Il est considéré comme l’un des maux du siècle. Nous parlons de laanxiété, qui est une combinaison complexe d’émotions (peur, inquiétude, appréhension) entraînant une variété de symptômes physiques, notamment une respiration sifflante, des tremblements, une tachycardie et des douleurs thoraciques. Statistiques en main, elle touche six millions d’Italiens, pour être précis 35% des adultes âgés de 25 à 60 ans.
Les manifestations somatiques sont l’expression d’une hyperactivité du système nerveux central et donc de cette réaction particulière mise en place par le système nerveux sympathique connue sous le nom de « combat et fuite ». Le problème peut exister en tant que trouble cérébral primaire ou il peut être associé à d’autres conditions, telles que la dépression ou la schizophrénie.
Vivre avec l’anxiété n’est pas facile, souvent c’est interneralentit les activités quotidiennes normales. Une aide valable pour l’atténuer vient du sport. Selon des scientifiques de l’Université de Göteborg, une activité physique modérée à intense soulage les symptômes. Nous en avons longuement parlé dans celui-ci article.

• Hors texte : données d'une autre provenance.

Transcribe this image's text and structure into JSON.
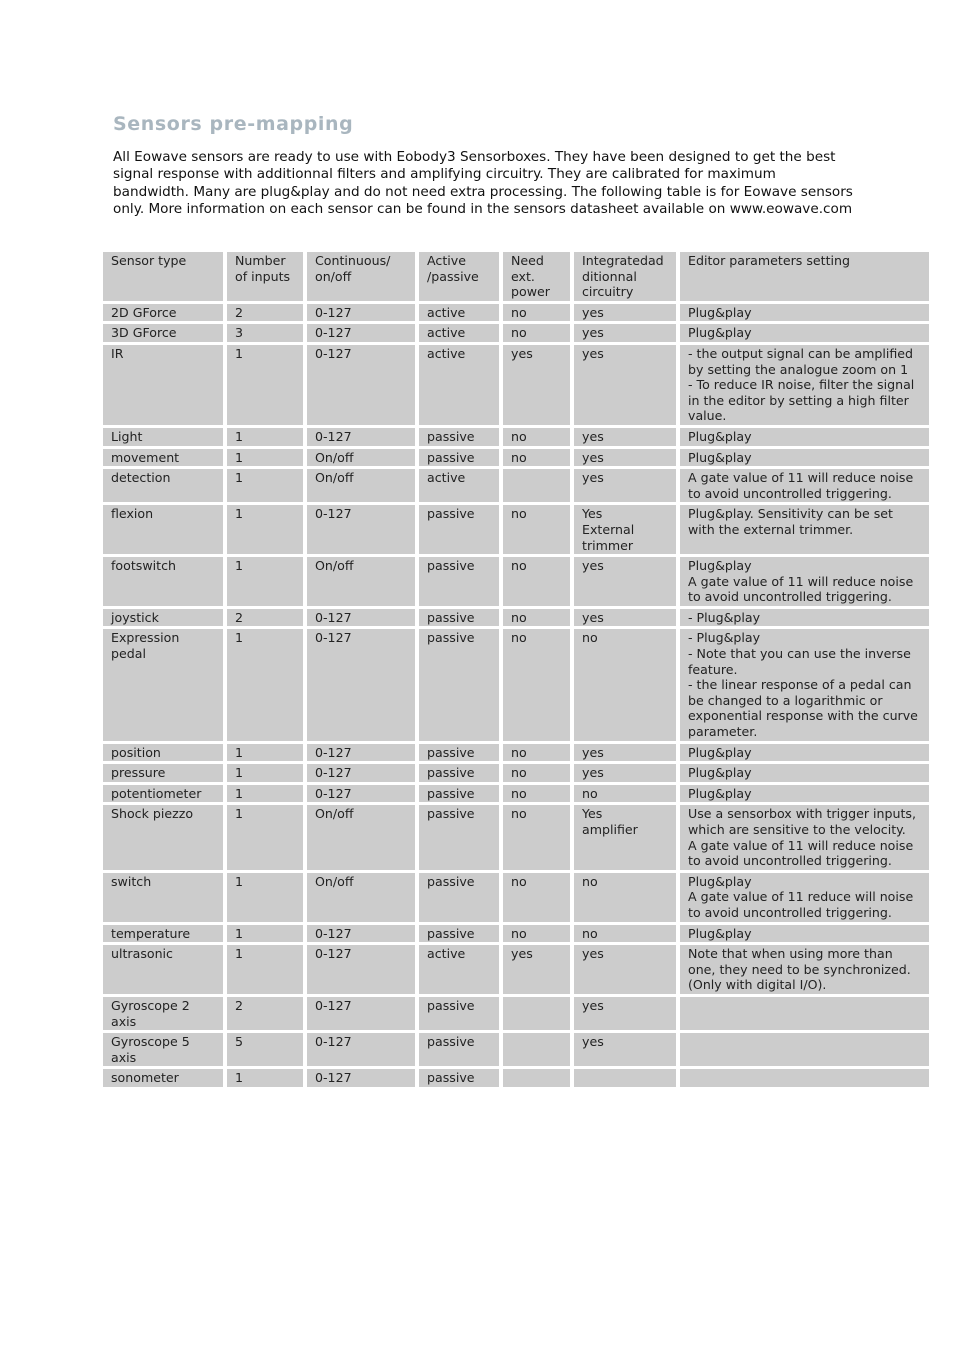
{
  "title": "Sensors pre-mapping",
  "intro": "All Eowave sensors are ready to use with Eobody3 Sensorboxes. They have been designed to get the best signal response with additionnal filters and amplifying circuitry. They are calibrated for maximum bandwidth. Many are plug&play and do not need extra processing. The following table is for Eowave sensors only. More information on each sensor can be found in the sensors datasheet available on www.eowave.com",
  "table": {
    "headers": [
      "Sensor type",
      "Number of inputs",
      "Continuous/ on/off",
      "Active /passive",
      "Need ext. power",
      "Integratedad ditionnal circuitry",
      "Editor parameters setting"
    ],
    "rows": [
      [
        "2D GForce",
        "2",
        "0-127",
        "active",
        "no",
        "yes",
        "Plug&play"
      ],
      [
        "3D GForce",
        "3",
        "0-127",
        "active",
        "no",
        "yes",
        "Plug&play"
      ],
      [
        "IR",
        "1",
        "0-127",
        "active",
        "yes",
        "yes",
        "- the output signal can be amplified by setting the analogue zoom on 1\n- To reduce IR noise, filter the signal in the editor by setting a high filter value."
      ],
      [
        "Light",
        "1",
        "0-127",
        "passive",
        "no",
        "yes",
        "Plug&play"
      ],
      [
        "movement",
        "1",
        "On/off",
        "passive",
        "no",
        "yes",
        "Plug&play"
      ],
      [
        "detection",
        "1",
        "On/off",
        "active",
        "",
        "yes",
        "A gate value of 11 will reduce noise to avoid uncontrolled triggering."
      ],
      [
        "flexion",
        "1",
        "0-127",
        "passive",
        "no",
        "Yes\nExternal trimmer",
        "Plug&play. Sensitivity can be set with the external trimmer."
      ],
      [
        "footswitch",
        "1",
        "On/off",
        "passive",
        "no",
        "yes",
        "Plug&play\nA gate value of 11 will reduce noise to avoid uncontrolled triggering."
      ],
      [
        "joystick",
        "2",
        "0-127",
        "passive",
        "no",
        "yes",
        "- Plug&play"
      ],
      [
        "Expression pedal",
        "1",
        "0-127",
        "passive",
        "no",
        "no",
        "- Plug&play\n- Note that you can use the inverse feature.\n- the linear response of a pedal can be changed to a logarithmic or exponential response with the curve parameter."
      ],
      [
        "position",
        "1",
        "0-127",
        "passive",
        "no",
        "yes",
        "Plug&play"
      ],
      [
        "pressure",
        "1",
        "0-127",
        "passive",
        "no",
        "yes",
        "Plug&play"
      ],
      [
        "potentiometer",
        "1",
        "0-127",
        "passive",
        "no",
        "no",
        "Plug&play"
      ],
      [
        "Shock piezzo",
        "1",
        "On/off",
        "passive",
        "no",
        "Yes\namplifier",
        "Use a sensorbox with trigger inputs, which are sensitive to the velocity.\nA gate value of 11 will reduce noise to avoid uncontrolled triggering."
      ],
      [
        "switch",
        "1",
        "On/off",
        "passive",
        "no",
        "no",
        "Plug&play\nA gate value of 11 reduce will noise to avoid uncontrolled triggering."
      ],
      [
        "temperature",
        "1",
        "0-127",
        "passive",
        "no",
        "no",
        "Plug&play"
      ],
      [
        "ultrasonic",
        "1",
        "0-127",
        "active",
        "yes",
        "yes",
        "Note that when using more than one, they need to be synchronized. (Only with digital I/O)."
      ],
      [
        "Gyroscope 2 axis",
        "2",
        "0-127",
        "passive",
        "",
        "yes",
        ""
      ],
      [
        "Gyroscope 5 axis",
        "5",
        "0-127",
        "passive",
        "",
        "yes",
        ""
      ],
      [
        "sonometer",
        "1",
        "0-127",
        "passive",
        "",
        "",
        ""
      ]
    ]
  },
  "colors": {
    "title": "#a9b6bf",
    "cell_bg": "#cccccc"
  }
}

Les facteurs de risque de l’anxiété
Avant de parler des facteurs de risque de l’anxiété, il est bon de distinguer le trouble physiologique du pathologique. Le premier indique un état de tension psychologique et physique qui permet une activation générale de toutes les ressources d’un individu, de manière à permettre la mise en place de comportements indispensables à laadaptation. La seconde, au contraire, détermine une limitation des capacités d’adaptation du sujet et peut être vague ou dirigée vers des objets et/ou événements spécifiques.
Les facteurs de risque peuvent être héréditaires, biologiques et inconscients. Selon les études génétiques, dans environ 50 % des cas, les personnes anxieuses ont au moins un membre de leur famille atteint d’une pathologie similaire. D’autres recherches ont plutôt focalisé l’attention sur le lien entre le problème et une altération de la quantité de neurotransmetteurscomme une production excessive de norépinéphrine ou une diminution de la sécrétion de GABA et de sérotonine.
Pour Sigmund Freud, en revanche, l’angoisse découlerait d’une conflit inconscient enraciné dans l’enfance ou développé au cours de la vie adulte. Il serait « retiré » de la conscience par des mécanismes de défense et par conséquent relégué dans la zone inconsciente.
Les symptômes de l’anxiété
La symptomatologie de l’anxiété est variée et se divise en manifestations psychologiques, générales et neurovégétatives. L’intensité de la même chose varie d’un individu à l’autre.
- Symptômes psychologiques: irritabilité, rumination, difficultés de concentration, problèmes de sommeiltroubles de la mémoire, déréalisation, dépersonnalisation ;
- symptômes généraux: appréhension, hypervigilance, tension, évitement, agitation, sentiment de danger imminent, peur de mourir, de perdre le contrôle ou de devenir fou ;
- Symptômes neurovégétatifs: tachycardie, essoufflement, transpiration abondante, paresthésie, vertiges, boule dans la gorge, diarrhée, tremblements, tension musculaire, bouffées de chaleur ou de froid, sensation d’étouffement et d’évanouissement.
Anxiété et chaleur
En été, surtout lors de journées particulièrement étouffantes, les sujets anxieux voient leur état s’aggraver tension émotionnelle et toutes les manifestations physiques qui s’y rattachent. Mais est-ce vraiment comme ça ou est-ce une simple suggestion ? Malheureusement, les températures élevées déclenchent une symptomatologie efficace qui n’est rien sinon une forme d’adaptation à la condition environnementale elle-même. Ces symptômes, perçus comme dangereux, sont fortement amplifiés par l’état d’esprit.
Par exemple, l’air humide peut provoquer la sensation de mal respirer. Cependant, l’abaissement de la pression artérielle peut entraîner des étourdissements et une sensation d’évanouissement. Alors que faire pour faire face à cette situation ? En plus de respecter les règles habituelles règles anti-chaleurIl est conseillé aux personnes anxieuses de :
- Être indulgent avec eux-mêmes ;
- Pratiquer activité physique (par exemple une promenade) pendant les heures les plus fraîches ;
- Si possible passer du temps en montagne au contact des nature;
- Ne vous isolez pas;
- Siroter tisanes froid relaxant;
- Postuler techniques de relaxation;
- Demander de l’aide à quelqu’un psychothérapeute si le problème devient ingérable.